In any given job, some tasks will be automated, some will be assisted–freeing people to do things that matter more–and some will be unaffected by the technology. There will also be a large number of new tasks for humans to perform, such as ensuring the accurate and responsible use of new A.I.-powered systems.

One great example is customer service. The ability of generative A.I. to understand a customer’s intent and put massive amounts of information at the agent’s fingertips greatly increases their capacity to resolve the customer’s problem faster and more thoroughly. A recent MIT/Stanford study even suggested a 14% boost in productivity beyond what a chatbot or human can do alone.

Ways of co-working

The potential is enormous across all kinds of roles. We expect to see five core ways that generative A.I. will commonly work with people:

  • As an always-on advisor, putting new kinds of intelligence into human hands in areas ranging from sales enablement and human resources to medical and scientific research and corporate strategy.
  • As a creative partner, offering new ways to reach and appeal to audiences, bringing unprecedented speed and innovation to production design, design research, visual identity and naming, copy generation and testing and real-time, personalized customer relationship marketing.
  • As a software developer, boosting productivity in areas ranging from automating code writing to predicting and pre-empting problems. For example, Accenture is piloting the use of OpenAI large language models that can automatically generate SAP documentation through a Microsoft Teams chat as developers work.
  • As an automation driver, especially those tasks that provide historic context, present the next best actions, or summarize or make intelligent predictions.
  • As an enterprise protector, ascompanies learn to use generative A.I. to their advantage in governance and information security. One of the world’s largest oil and gas companies is using it to make its data more easily accessible across its business, which lowers the risk of safety accidents.

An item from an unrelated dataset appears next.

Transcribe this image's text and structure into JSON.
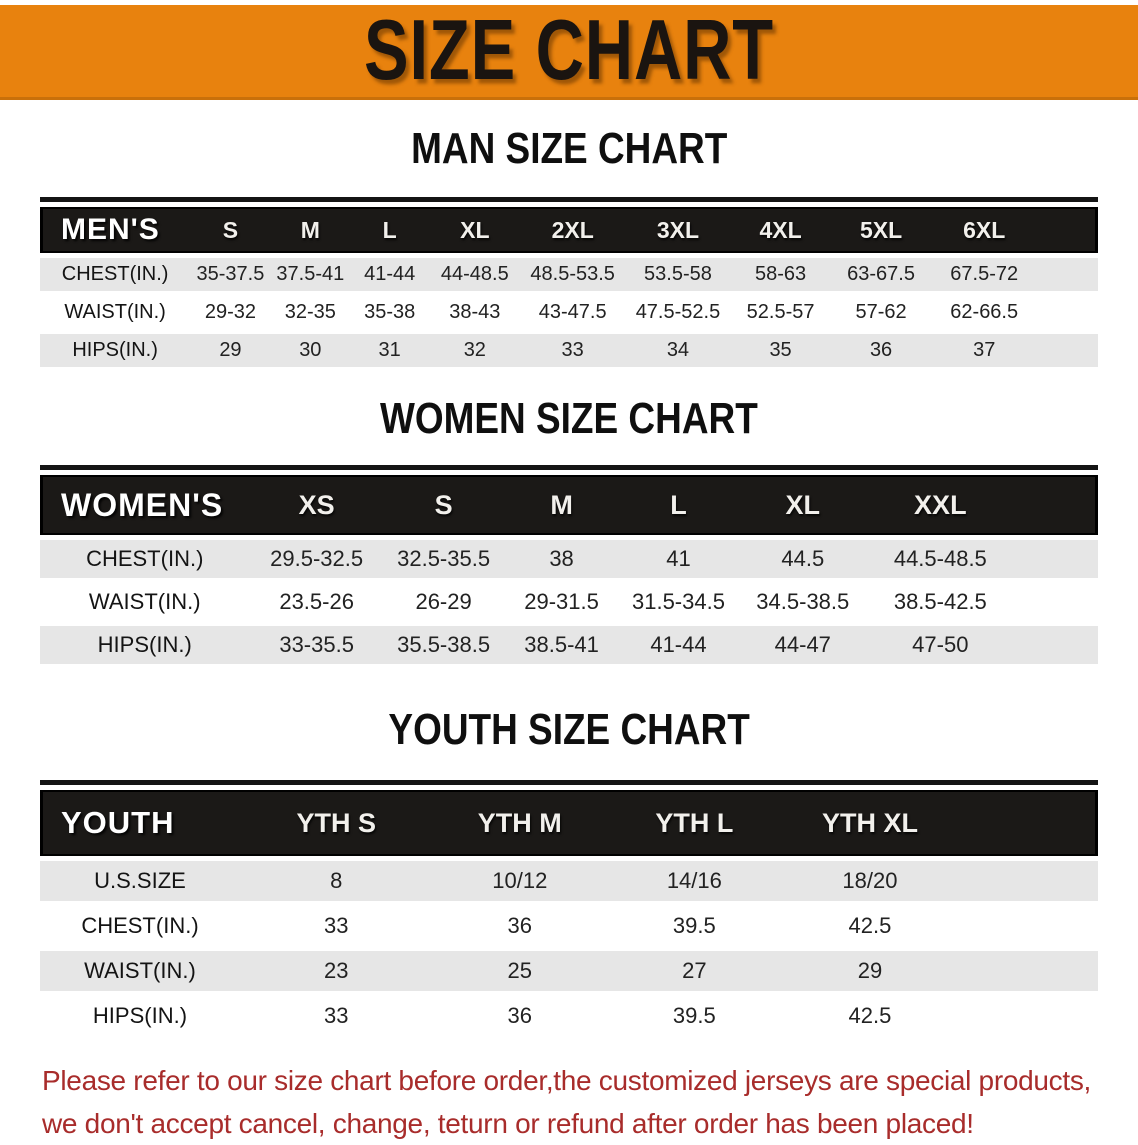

Companies must assess a range of options, from using A.I. applications such as ChatGPT and DALL-E, to customizing or fine-tuning models with their own data to increase accuracy and their usefulness.

It is equally critical to ensure the use of generative A.I. is responsible by design and that models do not create unacceptable risk for people and businesses. More work also needs to be done by policymakers and businesses to create a collaborative governance approach–so A.I. is developed in ways that are inclusive, safe, and ethical while also enabling progress and promoting experimentation. This creates an essential foundation for trust across society, while unlocking new sources of growth.

By reimagining the way work is done and applying generative A.I. to tasks that allow people to work differently alongside machines, companies will gain a big leg up on less innovative competitors. The time to begin experimenting is now.

Paul Daugherty is CTO and group chief executive of technology at Accenture. He is the co-author of Human + Machine: Reimagining Work in the Age of AI.

The opinions expressed in Fortune.com commentary pieces are solely the views of their authors and do not necessarily reflect the opinions and beliefs of Fortune.